It’s real.

I first learned about the 66 days to create or change a habit in Robin Sharma’s book “The 5 AM Club”. I really liked that book and still use many principles from it.

Before reading the book, I thought it took 21 days.

I used the 66 days to implement getting up at 5 AM. The experience played out exactly as described in the book. I found it hard but doable for the first 20ish days. Then one day, unexpectedly, it became excruciating. Things seemed to get in my way, I started to try to negotiate with myself on maybe not doing it on weekends etc. When I checked the calendar I realized I was at about day 21. The things that make you go hmmm.

With the knowledge that things got messy in the middle, I pushed through and got to the other side.

At about 40ish days, it got really easy. I would get up before or at the alarm and it became a part of my life. I eventually shifted it to 6 because my 5 AM was driving my husband crazy. When we invested in a king-sized bed and a new mattress, I moved it back to 5:15 and it felt better than 6.

I thought the same thing might happen with the elimination diet.

Even though you know I knew to watch out for the messy at about 20ish days it still shocked me when I hit it. It’s been about 21 days. Until now, the hardest has been old habit triggers. Steak dinners … goes beautifully with a glass of red wine. Reading and fires, go great with wine or a hot chocolate with baileys. Baths are spectacular with wine. As you can see, my triggers were related to wine. Wine related to relaxing and food. Interestingly, I didn’t associate socializing with wine. Participating in zoom cocktails with water and is perfectly fine. For 20ish days I haven’t craved any food. No pasta, no desserts, no bacon n’ egg McMuffins, no cheese …. I’ve missed them a little. However, exploring other foods has been fun. My husband made us a fantastic avocado soup, this delish curry dish knock off without curry, terra chips and hummus are delicious, I’ve fallen in love with raspberries all over again, and oat chocolate milk is better than milk chocolate milk.

That is until I hit 21 days.

At 21 days, everything seems to be tempting me. All the Valentine chocolate in the grocery store! Cheese! All I want is a cookie! My husband had to go out and asked me if I wanted anything picked up… yes! An egg McMuffin, please! Suddenly, this went from hard but manageable to this is freakin impossible and I’m only halfway! I go into the kitchen and nothing seems to be what I want. Not the raspberries, not the mango, not the oat chocolate milk!

The only thing saving me right now is the knowledge that I have likely hit the messy in the middle part. I think I will need more will power than I’ve needed. The good news is the house is stocked with the right foods and we have learned a lot from the first half of this journey. I’ve got this. I can do it. I will be strong. (suddenly I want to yell: “I HAVE THE POWER!”)

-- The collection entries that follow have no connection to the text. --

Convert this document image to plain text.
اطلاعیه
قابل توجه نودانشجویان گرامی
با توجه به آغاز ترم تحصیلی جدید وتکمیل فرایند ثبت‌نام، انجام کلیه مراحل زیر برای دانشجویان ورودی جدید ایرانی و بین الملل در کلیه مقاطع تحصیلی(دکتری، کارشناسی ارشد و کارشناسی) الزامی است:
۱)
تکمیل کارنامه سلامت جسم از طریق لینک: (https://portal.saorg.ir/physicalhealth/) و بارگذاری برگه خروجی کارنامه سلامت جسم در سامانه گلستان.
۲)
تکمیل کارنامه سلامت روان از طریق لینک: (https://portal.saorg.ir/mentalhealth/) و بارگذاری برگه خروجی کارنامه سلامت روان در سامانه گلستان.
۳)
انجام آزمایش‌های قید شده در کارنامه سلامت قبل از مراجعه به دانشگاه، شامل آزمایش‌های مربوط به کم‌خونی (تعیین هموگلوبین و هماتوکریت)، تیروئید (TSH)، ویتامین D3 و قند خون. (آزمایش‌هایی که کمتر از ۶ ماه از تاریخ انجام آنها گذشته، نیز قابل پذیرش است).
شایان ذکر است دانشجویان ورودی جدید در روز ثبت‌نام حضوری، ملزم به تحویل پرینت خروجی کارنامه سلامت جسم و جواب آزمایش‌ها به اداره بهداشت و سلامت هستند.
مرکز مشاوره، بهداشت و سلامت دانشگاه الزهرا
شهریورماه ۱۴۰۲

I know that the next couple of weeks will be hard. What I will hang onto is that on the other side, is where it gets good. Where we can start to learn which food we can introduce back and which we will likely just choose to eliminate forever.

What I have also reinforced is how true the 66 days is. Hard at the beginning, messy in the middle and wonderful at the end. 21 days just isn’t enough time to create a habit. At least for me. At 21 days, I hit a major distance. At 21 days I get tested. At 21 days I have to make the choice to give up or power through.

How can you use this information? Now that you know it takes 66 days, will you try to change or create a habit? What habit will you install?

Let me know if you have ever experienced the 20ish day messy middle.

I’ve got this, I can do it, I will be strong … I HAVE THE POWER!

“We are what we repeatedly do. Excellence, then, is not an act but a habit.”